For those of us concerned about climate change and other global issues, the challenges can feel overwhelming. Despite solid scientific consensus that our world is warming from fossil fuels and deforestation, there’s been a lot of talk but very little action to foster sustainable solutions and let cooler heads prevail. The sickly state of the global economy has led many to assume we can’t afford to do anything anyway.

But the good news is we don’t need to wait for politicians and corporations to clean up their acts. We can do it ourselves. The power plants, factory farms, timber mills, and industrial smokestacks are all ultimately producing things that we use. While the Oroeco crew aspires to live by the original Golden Rule, there’s also wisdom in its cynical parody: “(s)he who has the gold makes the rules.” It’s your gold that companies are trying to get, so we think you should also be the one making the rules. The power to change things is ultimately in your hands, and your wallet. It’s both a daunting and an empowering revelation.

Which decisions matter most? Well, the answer depends on where you live, what your lifestyle is like, and what you care about. A great place to start (at least as far as climate is concerned) is a study by Chris Jones and Dan Kammen from the CoolClimate Network (a research team based out of University of California, Berkeley). The graph above shows how greenhouse gas (GHG) emissions (measured in annual metric tons of carbon dioxide equivalent, mtCO2e) look for an average US household.
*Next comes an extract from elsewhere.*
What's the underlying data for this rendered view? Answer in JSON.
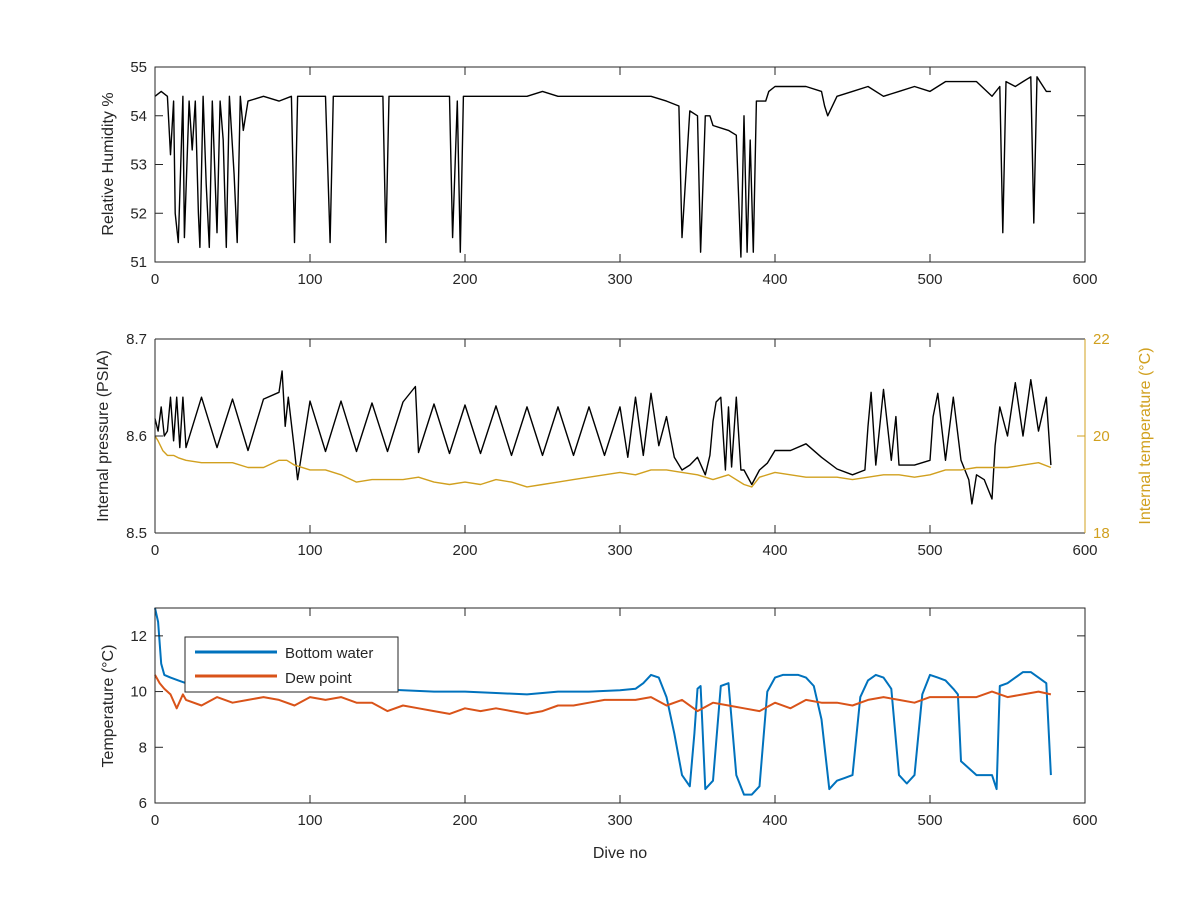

While transportation and housing represent the largest categories of emissions, it may be surprising that food and other goods and services also have substantial GHG footprints.

What makes the CoolClimate study particularly appealing is that it not only shows where there’s room for improvement, it also illustrates (in the graph below) how saving carbon can end up saving you a lot of money. Some savings can come simply from buying less stuff. Additional savings comes from investing in more efficient products, like energy efficient appliances and a low-carbon diet (e.g. more veggies, less meat). Curious where the most carbon and cash can be saved in your life? Take the CoolClimate carbon calculator out for a spin to get a personalized ranking of the actions which maximize your savings based on your lifestyle.

Average $s saved from CO2 reducing actions (green = diet; yellow = transport; gray = home). Reference: Jones & Kammen 2011.